For many families, awaiting the results of a child's yearly test has become just another rite of passage. But the practice of “standardized testing,” whether it's to judge a child's eligibility to advance a grade, or their caliber as a college applicant, is anything but standard issue. It's been hailed by some as the answer to school performance woes, and condemned by others as the very cause of them. The debate masks a larger question: just how do we define what it means to learn something, and how can we test for it?

To many, the notion of standardized testing is appealing: it measures students by a common yardstick, holds teachers accountable for results, and helps identify where problems lie. But the temptation to sort the smart from the not-so-smart has had social and cultural repercussions from the get-go. “The modern testing movement came out of the effort at the turn of the last century...to ascertain society's 'mental defectives' and sort them from those of superior intelligence who would occupy society's elite strata,” says Peter Sacks, author of Standardized Minds: The High Price of America's Testing Culture and What We Can Do to Change it and, most recently, Tearing Down the Gates: Confronting the Class Divide in American Education. In other words, because standardized tests are designed by those in a position of power, they can be culturally biased in favor of the “haves” and against the “have-nots.” For example, one of the earliest I.Q. tests administered to World War I recruits showed a tennis court with no net, and asked test-takers to identify what was missing from the picture. Because few people outside of the economic elite has ever seen such a thing before, their chances of answering the question correctly were slim.

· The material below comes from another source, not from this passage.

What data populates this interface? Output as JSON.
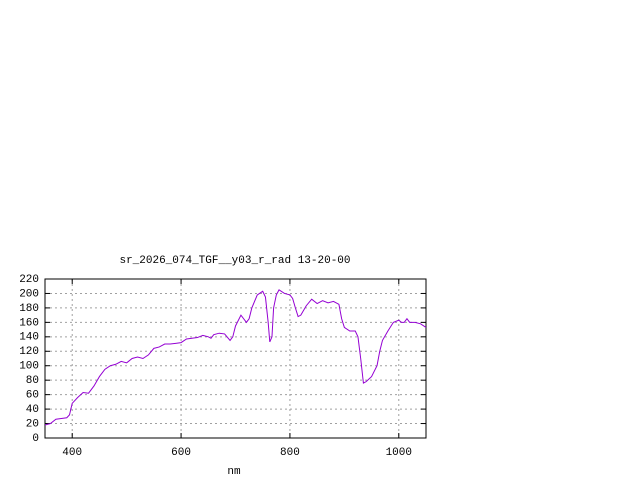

Most people these days know what a tennis court looks like, and today's standardized test-makers take pains to prevent cultural bias in their test questions, but other issues remain. Because the current system rewards high-performing schools, and sanctions low-performing ones, many critics of standardized testing say that tests hurt the students who need help the most, and reward those who are already at an advantage. “The testing movement in schools is exacerbating the class and race divide in the education system,” says Sacks.

Increasing pressure on teachers to produce high test scores has also raised concerns. Critics say testing leads to a narrowing class curriculum, since teachers may “teach to the test” instead of exploring topics and approaches to teaching that may not produce results on paper. The flip side of the argument? Wayne Camara, Vice President of Research at The College Board, says the quality of schools affects testing, too. “Success on tests in school is highly related to the quality of education that kids get,” says Camara. It's no wonder that this chicken-and-egg conundrum has parents, and policymakers, confused as to what to do.

Enter a new trend in testing. While millions of school-children sharpen pencils in preparation for year-end state tests, a different method has students building, drawing, collaborating, and experimenting. It's called “performance-based assessment,” and it's based on the idea that kids should be evaluated based on what they can do, not their potential, or “aptitude,” for future success. “It's much more grounded in the application of what kids can do and what they know,” says Ann Cook, co-director of Urban Academy, a uniquely structured high school operating within New York City's public school system. “It allows kids to really use their skills and their creativity, and embedded in performance assessment is all the skills that kids need to move on.”

Urban Academy, whose student body is comprised mostly of minority and at-risk students, has a staggering 97% graduation rate, and most students go on to four-year colleges and universities. The school takes an egalitarian approach to learning, where teachers and students create an environment structured around inquiry and application to the real world. Instead of assessing student achievement through standardized testing, students demonstrate “proficiency” by undertaking a personal project on a specific topic. For example, for a science requirement, a student might pursue an interest in botany to investigate whether soil quality affects plant growth. Cook says that such assessments show how a student uses their skills to approach a problem, while standardized tests only tell you whether a student got a question wrong or right. “Learning is complex,” says Cook. “Assessment should be too.”

But while performance assessment may sound like the solution, the commitment it requires from teachers makes it a difficult sell for larger schools, where educators are already overextended. Standardized testing still presents the most efficient option for schools, and provides important statistical evidence for student strengths and weaknesses.

So what's the answer? According to Cook, an essential uncertainty over what defines successful learning lies at the heart of the issue. “People are not really clear what they want kids to do,” she says. “Are we really interested in getting kids to enjoy books and ideas? Because if we are, then we should be doing some different things. But if we're not interested in that, then we'll continue to give kids more of the same.” In other words, until we can decide what we want kids to learn, no method of assessment can tell us what we want to know.